Team work makes the dream work: Salon structure and stylist compensation

One of the things that I have been thinking about lately is salon structure—specifically stylist compensation. For decades the predominant method has been commission, a percentage of service sales and retail sales. Percentages have changed over the years, ranging from 50% to 45%, but as business costs increase and change we are now paying 30-35% commission. In the barbering world, the norm has been 75% but this too is changing as costs change. Recently I have been speaking with barbershop owners who are lowering commissions as the costs increase to be more competitive in the marketplace. Point of sale machines, online booking services, increased rents, marketing and other related business costs have all been contributors to the decline of commissions.
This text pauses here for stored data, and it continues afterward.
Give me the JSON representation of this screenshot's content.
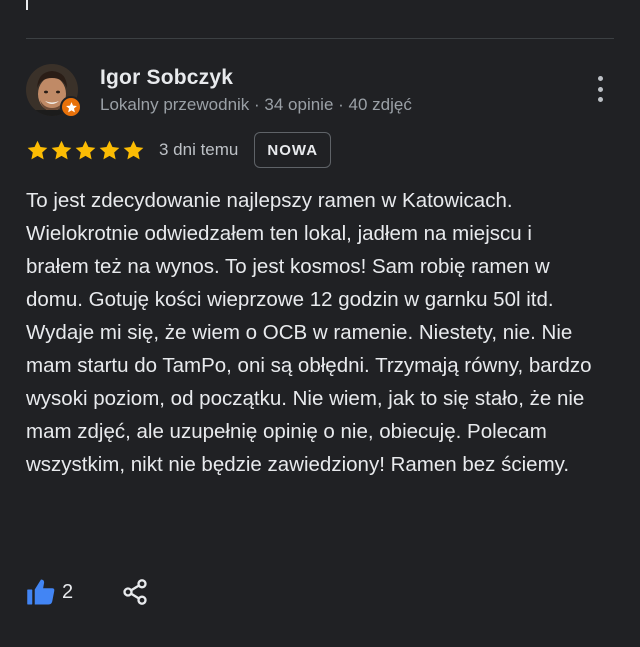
{
  "review": {
    "author_name": "Igor Sobczyk",
    "author_meta": "Lokalny przewodnik · 34 opinie · 40 zdjęć",
    "rating": 5,
    "date": "3 dni temu",
    "new_label": "NOWA",
    "text": "To jest zdecydowanie najlepszy ramen w Katowicach. Wielokrotnie odwiedzałem ten lokal, jadłem na miejscu i brałem też na wynos. To jest kosmos! Sam robię ramen w domu. Gotuję kości wieprzowe 12 godzin w garnku 50l itd. Wydaje mi się, że wiem o OCB w ramenie. Niestety, nie. Nie mam startu do TamPo, oni są obłędni. Trzymają równy, bardzo wysoki poziom, od początku. Nie wiem, jak to się stało, że nie mam zdjęć, ale uzupełnię opinię o nie, obiecuję. Polecam wszystkim, nikt nie będzie zawiedziony! Ramen bez ściemy.",
    "likes": "2"
  },
  "colors": {
    "background": "#202124",
    "star": "#fbbc04",
    "like_accent": "#4285f4",
    "badge": "#e8710a"
  },
  "icons": {
    "badge": "local-guide-star-icon",
    "menu": "more-vertical-icon",
    "like": "thumbs-up-icon",
    "share": "share-icon"
  }
}
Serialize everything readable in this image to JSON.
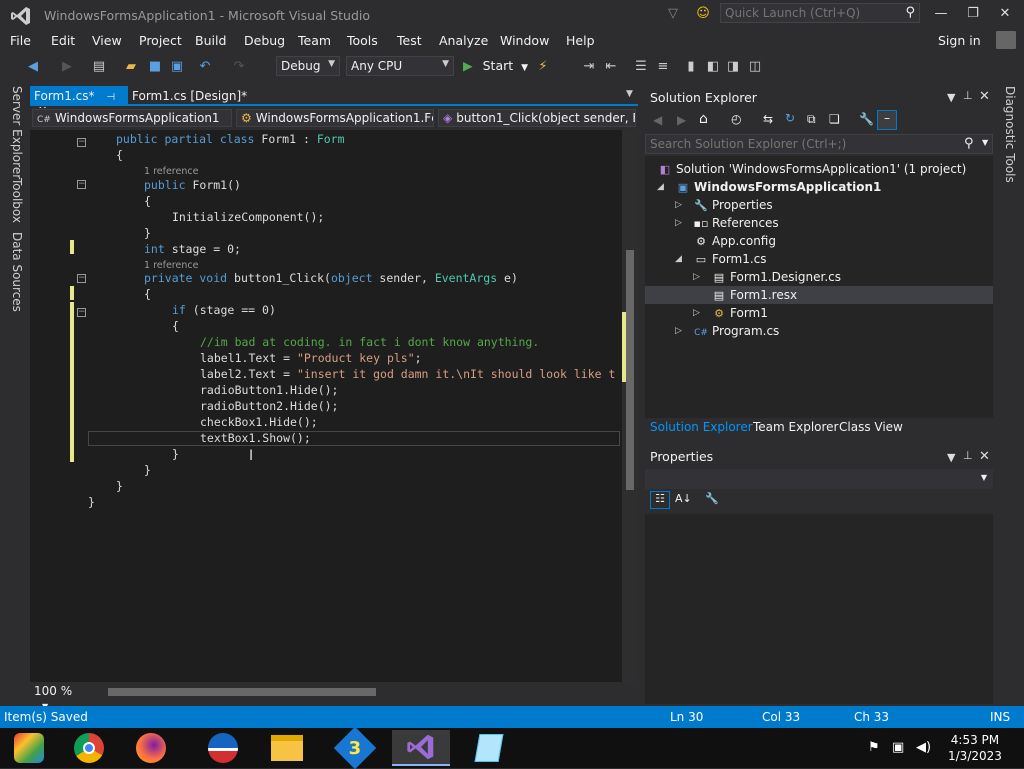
{
  "window": {
    "title": "WindowsFormsApplication1 - Microsoft Visual Studio",
    "quick_launch_placeholder": "Quick Launch (Ctrl+Q)"
  },
  "menubar": {
    "items": [
      "File",
      "Edit",
      "View",
      "Project",
      "Build",
      "Debug",
      "Team",
      "Tools",
      "Test",
      "Analyze",
      "Window",
      "Help"
    ],
    "sign_in": "Sign in"
  },
  "toolbar": {
    "config": "Debug",
    "platform": "Any CPU",
    "start": "Start"
  },
  "left_strip": [
    "Server Explorer",
    "Toolbox",
    "Data Sources"
  ],
  "right_strip": "Diagnostic Tools",
  "editor": {
    "tabs": [
      {
        "label": "Form1.cs*",
        "active": true
      },
      {
        "label": "Form1.cs [Design]*",
        "active": false
      }
    ],
    "nav": {
      "project": "WindowsFormsApplication1",
      "class": "WindowsFormsApplication1.Fc",
      "member": "button1_Click(object sender, E"
    },
    "code": {
      "class_decl": [
        "public partial class ",
        "Form1",
        " : ",
        "Form"
      ],
      "open_brace": "{",
      "ref1": "1 reference",
      "ctor_kw": "public ",
      "ctor_name": "Form1()",
      "init": "InitializeComponent();",
      "close_brace": "}",
      "field_kw": "int",
      "field_rest": " stage = 0;",
      "ref2": "1 reference",
      "method_kw": "private void ",
      "method_name": "button1_Click(",
      "method_type1": "object",
      "method_mid": " sender, ",
      "method_type2": "EventArgs",
      "method_end": " e)",
      "if_kw": "if",
      "if_rest": " (stage == 0)",
      "comment": "//im bad at coding. in fact i dont know anything.",
      "l1_pre": "label1.Text = ",
      "l1_str": "\"Product key pls\"",
      "l1_end": ";",
      "l2_pre": "label2.Text = ",
      "l2_str": "\"insert it god damn it.\\nIt should look like t",
      "rb1": "radioButton1.Hide();",
      "rb2": "radioButton2.Hide();",
      "cb1": "checkBox1.Hide();",
      "tb1": "textBox1.Show();"
    },
    "zoom": "100 %"
  },
  "solution_explorer": {
    "title": "Solution Explorer",
    "search_placeholder": "Search Solution Explorer (Ctrl+;)",
    "tree": [
      {
        "label": "Solution 'WindowsFormsApplication1' (1 project)",
        "icon": "solution-icon"
      },
      {
        "label": "WindowsFormsApplication1",
        "icon": "csharp-project-icon"
      },
      {
        "label": "Properties",
        "icon": "wrench-icon"
      },
      {
        "label": "References",
        "icon": "references-icon"
      },
      {
        "label": "App.config",
        "icon": "config-icon"
      },
      {
        "label": "Form1.cs",
        "icon": "form-icon"
      },
      {
        "label": "Form1.Designer.cs",
        "icon": "csharp-file-icon"
      },
      {
        "label": "Form1.resx",
        "icon": "resx-icon"
      },
      {
        "label": "Form1",
        "icon": "class-icon"
      },
      {
        "label": "Program.cs",
        "icon": "csharp-file-icon"
      }
    ],
    "tabs": [
      "Solution Explorer",
      "Team Explorer",
      "Class View"
    ]
  },
  "properties": {
    "title": "Properties"
  },
  "statusbar": {
    "message": "Item(s) Saved",
    "ln": "Ln 30",
    "col": "Col 33",
    "ch": "Ch 33",
    "mode": "INS"
  },
  "taskbar": {
    "apps": [
      "media-center-icon",
      "chrome-icon",
      "firefox-icon",
      "obama-logo-icon",
      "file-explorer-icon",
      "program-3-icon",
      "visual-studio-icon",
      "notepad-icon"
    ],
    "time": "4:53 PM",
    "date": "1/3/2023"
  },
  "colors": {
    "accent": "#007acc",
    "keyword": "#569cd6",
    "type": "#4ec9b0",
    "string": "#d69d85",
    "comment": "#57a64a"
  }
}
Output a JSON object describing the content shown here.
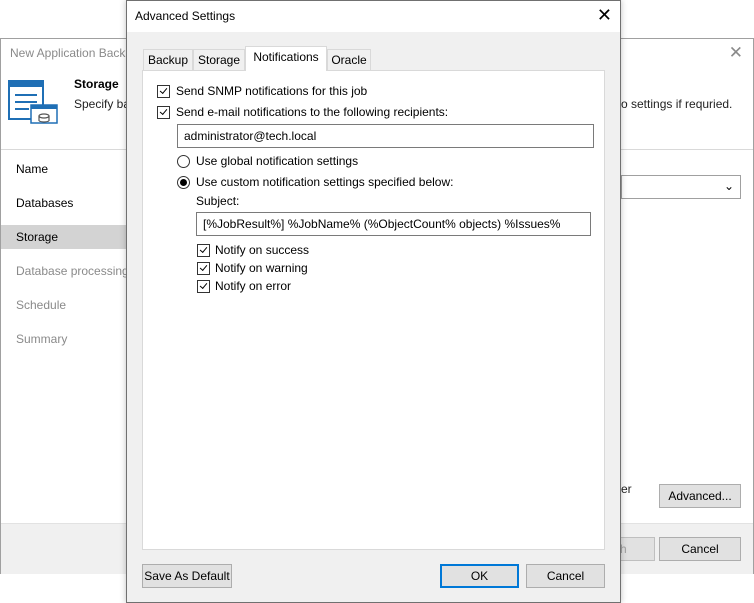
{
  "background_window": {
    "title": "New Application Back",
    "header_title": "Storage",
    "header_desc": "Specify ba",
    "header_desc_right": "o settings if requried.",
    "nav": [
      {
        "label": "Name",
        "state": "normal"
      },
      {
        "label": "Databases",
        "state": "normal"
      },
      {
        "label": "Storage",
        "state": "active"
      },
      {
        "label": "Database processing",
        "state": "disabled"
      },
      {
        "label": "Schedule",
        "state": "disabled"
      },
      {
        "label": "Summary",
        "state": "disabled"
      }
    ],
    "partial_text": "er",
    "advanced_button": "Advanced...",
    "finish_button_partial": "h",
    "cancel_button": "Cancel"
  },
  "dialog": {
    "title": "Advanced Settings",
    "tabs": [
      "Backup",
      "Storage",
      "Notifications",
      "Oracle"
    ],
    "active_tab": "Notifications",
    "snmp_checkbox": {
      "label": "Send SNMP notifications for this job",
      "checked": true
    },
    "email_checkbox": {
      "label": "Send e-mail notifications to the following recipients:",
      "checked": true
    },
    "recipients_value": "administrator@tech.local",
    "radio_global": {
      "label": "Use global notification settings",
      "selected": false
    },
    "radio_custom": {
      "label": "Use custom notification settings specified below:",
      "selected": true
    },
    "subject_label": "Subject:",
    "subject_value": "[%JobResult%] %JobName% (%ObjectCount% objects) %Issues%",
    "notify_success": {
      "label": "Notify on success",
      "checked": true
    },
    "notify_warning": {
      "label": "Notify on warning",
      "checked": true
    },
    "notify_error": {
      "label": "Notify on error",
      "checked": true
    },
    "save_default_button": "Save As Default",
    "ok_button": "OK",
    "cancel_button": "Cancel"
  },
  "colors": {
    "active_nav_bg": "#d3d3d3",
    "default_button_border": "#0078d7",
    "dialog_bg": "#f0f0f0"
  }
}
Hands raised Photo by Adam Winger on Unsplash

At La Luma, we did away with the commission pay structure in favour of a team approach. We saw first hand that people working together for a common goal can achieve whatever they choose to. That being said, I have come to realize that different pay structures can be designed for a specific outcome. We at La Luma have a pay structure in place to specifically create growth in the salon team. We have a collective bonus in place that is stretching the limits in a way that is achievable but allows the senior staff to be rewarded for developing new talent, while new talent strives to reach the overall goal to gain a bonus and grow their book of business. I won't get into detail in this blog, and other pay structures can be created to maintain your senior team members as well, like salary or hourly wages based on service and retail sales.
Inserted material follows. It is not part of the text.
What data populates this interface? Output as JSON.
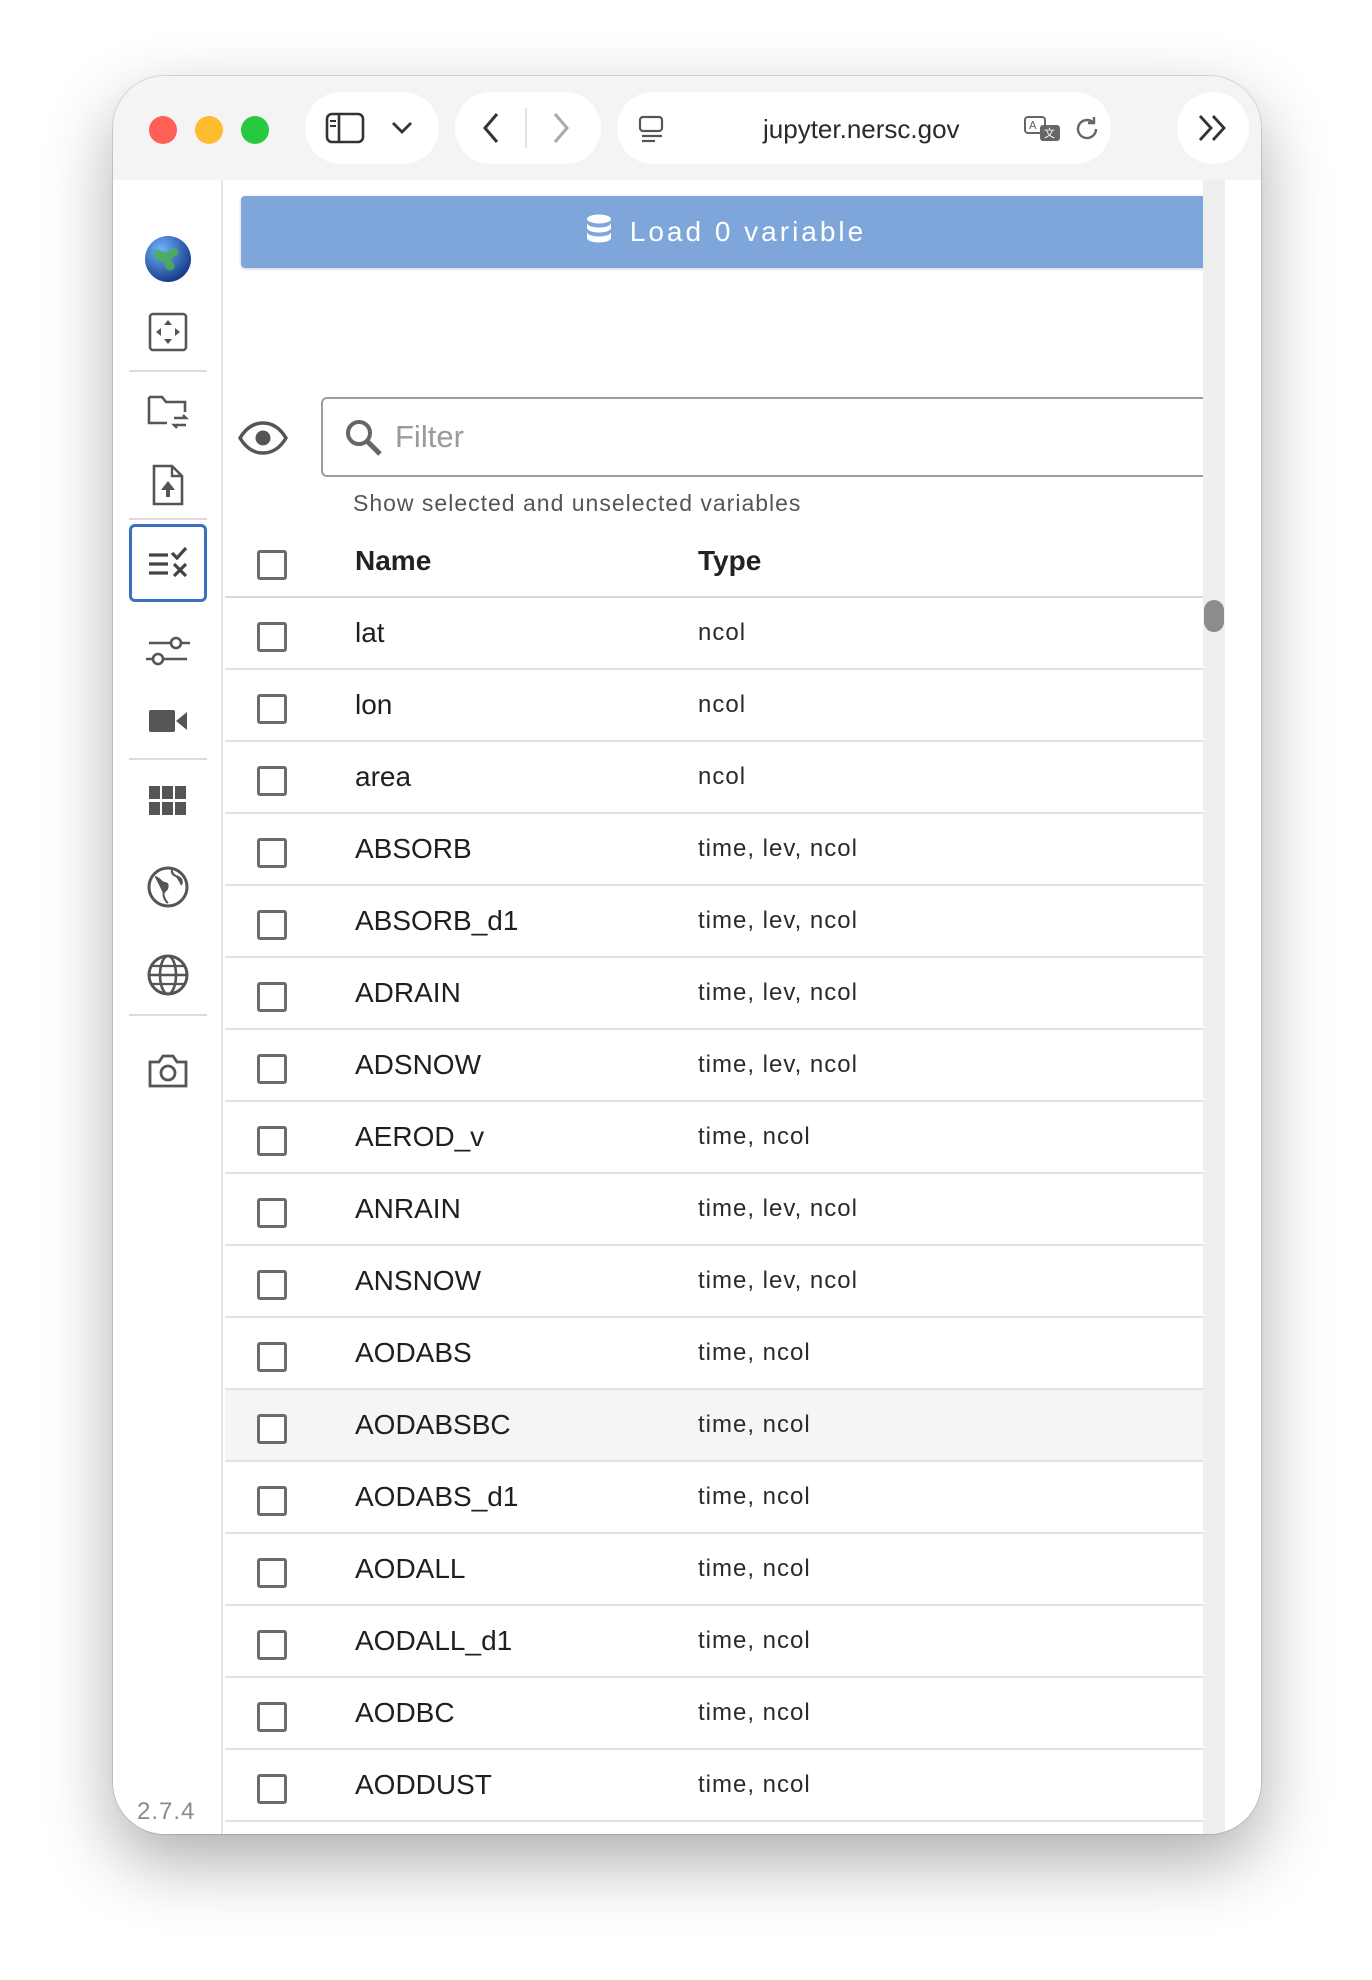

My suggestion to salon owners would be to take a look at your business and see what age and stage it is in. Sit down with an accountant and plan out the best possible pay structure for your salon and your employees. The next hurdle would be to get a buy-in or alignment from your salon team. In my experience, most of us just want the same thing: a great place to do what we love, fair compensation, respect, and a place to be heard and to know what is possible. That being said, asking a stylist what they want and need is a good place to start.